When the automated protoplast isolation and transformation protocol is complete, remove the plate with the transformed protoplasts from hotel one of the robotics system. Turn on the inverted microscope, camera, and fluorescent lamp. Select the 10X objective for initial focusing on the protoplasts.
Turn on the halogen lamp and close the shutter for the fluorescent lamp. Load the plate onto the microscope system and focus on the protoplasts using brightfield. Next, turn off the halogen bulb and open the shutter for the fluorescent lamp.
Select the Cy3/TRITC filter set for visualization of the orange fluorescent protein expressed by the transgenic protoplasts. Scan each well to determine the number of protoplasts expressing the fluorescent marker. Enzyme digestion of protoplasts at the conditions specified in this protocol resulted in 2, 820, 000 protoplasts per six-well plate.
The loss in protoplast concentration after each transfer step in the protocol was evaluated. After the digestion protocol, 11, 500 protoplasts were transferred to each well of the 96-deep well plates. Once the transformation protocol was completed, 1, 230 protoplasts were transferred to the 96-well fluorescent screening plate.

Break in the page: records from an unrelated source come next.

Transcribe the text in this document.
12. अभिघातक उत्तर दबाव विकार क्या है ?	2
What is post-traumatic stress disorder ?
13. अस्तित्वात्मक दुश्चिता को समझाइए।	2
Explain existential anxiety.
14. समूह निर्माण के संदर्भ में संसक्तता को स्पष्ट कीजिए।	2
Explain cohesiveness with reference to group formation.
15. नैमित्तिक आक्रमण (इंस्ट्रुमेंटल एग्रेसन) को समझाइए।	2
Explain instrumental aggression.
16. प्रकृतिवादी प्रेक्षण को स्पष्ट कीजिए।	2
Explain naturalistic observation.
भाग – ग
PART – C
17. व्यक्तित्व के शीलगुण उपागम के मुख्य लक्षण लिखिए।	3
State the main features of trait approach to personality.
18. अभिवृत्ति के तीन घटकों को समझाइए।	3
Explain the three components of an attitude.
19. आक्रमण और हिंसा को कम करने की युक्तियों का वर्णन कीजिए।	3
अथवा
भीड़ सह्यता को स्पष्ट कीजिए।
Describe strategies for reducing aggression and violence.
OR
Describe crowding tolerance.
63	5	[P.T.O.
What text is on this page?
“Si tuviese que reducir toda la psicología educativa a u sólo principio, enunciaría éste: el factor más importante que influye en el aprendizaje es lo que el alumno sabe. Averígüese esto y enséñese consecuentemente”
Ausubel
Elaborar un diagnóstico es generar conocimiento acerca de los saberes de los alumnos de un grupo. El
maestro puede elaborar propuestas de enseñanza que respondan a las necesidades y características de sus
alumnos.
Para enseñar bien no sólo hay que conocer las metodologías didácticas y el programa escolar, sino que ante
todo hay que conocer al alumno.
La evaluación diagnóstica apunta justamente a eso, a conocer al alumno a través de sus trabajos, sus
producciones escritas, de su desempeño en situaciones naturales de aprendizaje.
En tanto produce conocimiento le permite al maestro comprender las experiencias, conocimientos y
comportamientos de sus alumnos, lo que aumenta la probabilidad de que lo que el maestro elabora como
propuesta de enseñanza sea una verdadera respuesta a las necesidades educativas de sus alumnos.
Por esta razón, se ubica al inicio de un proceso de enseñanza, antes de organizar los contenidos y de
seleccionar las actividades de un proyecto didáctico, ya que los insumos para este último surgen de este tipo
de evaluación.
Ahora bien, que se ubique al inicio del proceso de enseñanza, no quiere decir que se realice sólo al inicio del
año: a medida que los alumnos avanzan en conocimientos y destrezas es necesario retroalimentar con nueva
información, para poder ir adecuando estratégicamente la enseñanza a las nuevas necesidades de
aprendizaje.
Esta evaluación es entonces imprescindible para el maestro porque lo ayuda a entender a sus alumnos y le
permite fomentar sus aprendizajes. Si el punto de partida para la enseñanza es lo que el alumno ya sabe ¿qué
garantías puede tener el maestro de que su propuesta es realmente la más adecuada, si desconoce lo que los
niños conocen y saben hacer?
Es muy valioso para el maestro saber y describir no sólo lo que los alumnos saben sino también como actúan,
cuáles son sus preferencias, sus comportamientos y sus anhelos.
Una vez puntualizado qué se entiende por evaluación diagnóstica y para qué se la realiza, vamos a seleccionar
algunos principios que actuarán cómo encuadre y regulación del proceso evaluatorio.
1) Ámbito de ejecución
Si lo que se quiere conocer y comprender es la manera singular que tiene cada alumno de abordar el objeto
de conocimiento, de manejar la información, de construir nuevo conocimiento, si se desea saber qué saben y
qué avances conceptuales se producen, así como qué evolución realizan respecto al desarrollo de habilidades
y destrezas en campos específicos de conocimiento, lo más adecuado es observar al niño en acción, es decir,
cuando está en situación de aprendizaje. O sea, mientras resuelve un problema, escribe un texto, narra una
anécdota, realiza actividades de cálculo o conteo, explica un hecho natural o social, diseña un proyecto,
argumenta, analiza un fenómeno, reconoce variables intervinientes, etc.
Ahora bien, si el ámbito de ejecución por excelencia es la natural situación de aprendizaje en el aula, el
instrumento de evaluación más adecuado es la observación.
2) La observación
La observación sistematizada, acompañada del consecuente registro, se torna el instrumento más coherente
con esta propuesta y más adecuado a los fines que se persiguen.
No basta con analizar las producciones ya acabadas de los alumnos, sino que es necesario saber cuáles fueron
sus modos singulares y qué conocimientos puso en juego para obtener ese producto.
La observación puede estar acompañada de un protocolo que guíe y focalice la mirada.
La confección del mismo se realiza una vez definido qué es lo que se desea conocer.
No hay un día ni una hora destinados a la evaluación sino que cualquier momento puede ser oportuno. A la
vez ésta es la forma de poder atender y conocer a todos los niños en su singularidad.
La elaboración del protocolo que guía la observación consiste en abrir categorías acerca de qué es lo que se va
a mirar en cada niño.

To ensure that multiple pipetting stages did not damage the protoplasts, their viability was assayed by propidium iodide staining. The results showed no significant difference in viability after digestion, after transfer to the 96-well fluorescent screening plate, and after the transformation protocol. The transformation protocol was successful in generating transgenic cells that express orange fluorescent protein although the transformation efficiency was low, only about 2%This is due to the large binary plasmic used and the protocol not having been optimized specifically for BY-2 protoplasts.
Metrics obtained for the time course of the protocol showed that the major investment of time is spent during the Digestion stage. The complete duration of protoplast isolation and transformation was three hours, 50 minutes, and 53 seconds with no external input required from the operator. Once set up properly, this technique can be performed by the robot in less than four hours.
After its development, this technique is paving the way for researchers in the field of plant biotechnology to perform high-throughput crop genomic procedures, such as genome editing and promoter screening.